An uncontrolled environment

This leaves employees who are now working away from the office environment, often operating on less secure WiFi networks and using devices that are not aligned with or setup per their companies’ policy controls, in a uniquely vulnerable position to cyberattack.

“The attacker has time, resources, and a committed intent. It’s tough to beat.” – Jacques Francoeur

“Working from home means having less control over the end user security and secure connections,” said Josephine Ajuoga, a Senior Information Systems Analyst at African Banking Corporation Limited. “Many organizations… will highly rely on employees to use their own devices for work, which are most likely not securely set up, have secure connection or updated to handle cyber attacks.” 

All of this can make the employee an easier target for cyber criminals. “In the home environment, a lot of the policy controls that created a safe environment, in a safe wireless network to connect to and so on, are kind of now relegated to a remote endpoint in an uncontrolled environment,” said Jacques Francoeur.

Common threat types

Employees working from home are most likely to be faced with social engineering and phishing attacks which capitalize on these times of ongoing uncertainty.

“Working from home does not necessarily bring more risks since organizations just need to adjust accordingly.” – Kary Chan

“What the attackers will be doing is taking advantage of the fact that you’re very anxious and frightened and you’re looking for solutions,” Jacques Francoeur told ITU News

Indeed, there has been a drastic increase in new domains containing terms like coronavirus, Covid, pandemic and vaccine in the last few months. While some sites are legitimate, a vast majority are domains used for fraud and to distribute malware. 

“The attacker has time, resources, and a committed intent. It’s tough to beat,” Jacques Francoeur said.
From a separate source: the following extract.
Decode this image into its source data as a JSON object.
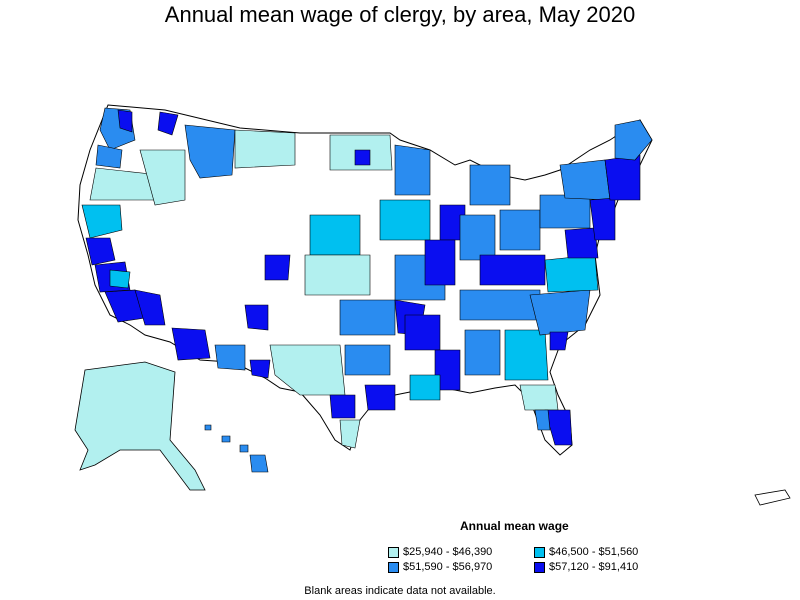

While companies can act to prevent and mitigate these kinds of attacks through a variety of technical and procedural controls – which could include restricting the size of file downloads, making sensitive documents ‘read only’ and using secure connection channels that protect data in transit – preparation is key.

“Working from home does not necessarily bring more risks since organizations just need to adjust accordingly, for example having the network capacity enabled, having sufficient support for equipment and IT,” Kary Chan, Corporate Information Risk management at ING Bank, told ITU News. “But before the organization can execute or switch a business continuity and disaster recovery plan completely to make everyone ‘up and running’ at home, cyber criminals might have already made use of the ‘vulnerable moment’ and conducted crimes which have had a huge impact.”

Reducing exposure to cyber crime

As worldwide stay-at-home recommendations look likely to continue for some time, how can companies help reduce their employee’s exposure to cybercrime?

“Top on the list is to sensitize their employees on the risk exposure, making them aware of how to identify cybersecurity risks and measures to take to respond, prevent, detect and report incidents when they happen,” said Josephine Ajuoga.

For Jacques Francoeur, the advice may be as simple as “think before you click.” 

And while this may seem like an anomalous event, businesses should prepare for the long-term.

“The way organizations should look at this event and the response to it, is that investment of the response is the beginning of a trend towards all employees being mobile,” Jacques Francoeur said. “This is not just a one-time thing; the investments that [organizations] make today are investments that will sustain [them] going forward in a demand for remote work that will only increase.”